ZKV 108
Megalopsia: a visual illusion in which an object appears to be larger than it is in reality. Also called macropsia.
I found the word MEGALOPSI hidden in a line of a letter puzzle (bogstavkassen) in a Danish newspaper yesterday. In this puzzle, horizontal lines of nine letters contain letters of apparently hidden words for which clues of varying levels of difficulty are supplied.
One thing I immediately noticed. Megalopsia appears to be larger word than macropsia is – or at least longer. But even before that, a question mark flashed away in my brain. How does one measure megalopsia? Let’s say I am given a ruler marked in centimetres (since I live in Denmark). I am told there are 30 centimetres on the ruler. Fine. Let’s say I see everything twice as large as it is. Then the ruler is twice as large as it is. And each centimetre is twice as large as it is. So where is the problem?

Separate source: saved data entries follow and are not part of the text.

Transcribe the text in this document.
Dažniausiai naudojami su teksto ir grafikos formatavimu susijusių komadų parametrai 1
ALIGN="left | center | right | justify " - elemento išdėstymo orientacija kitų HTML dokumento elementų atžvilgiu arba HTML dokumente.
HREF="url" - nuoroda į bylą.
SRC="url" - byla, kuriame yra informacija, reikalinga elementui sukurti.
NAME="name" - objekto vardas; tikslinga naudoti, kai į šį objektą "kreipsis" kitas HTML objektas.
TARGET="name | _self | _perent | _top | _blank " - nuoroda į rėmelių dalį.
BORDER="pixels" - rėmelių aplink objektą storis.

The optician tells me something in my eyes is twice as large as it should be. Fine, I reply, I don’t doubt you are good at your profession. But apparently my eyes are twice as good as yours are. So maybe you ought to trust me when I say that your world is only half the size it is in reality.
The vast majority of humans see the world as I do, he replies. Is that democracy? Can the majority never be wrong by definition?, is my query. For that smacks of megalomania. But, unfortunately, I am unable to define what that is.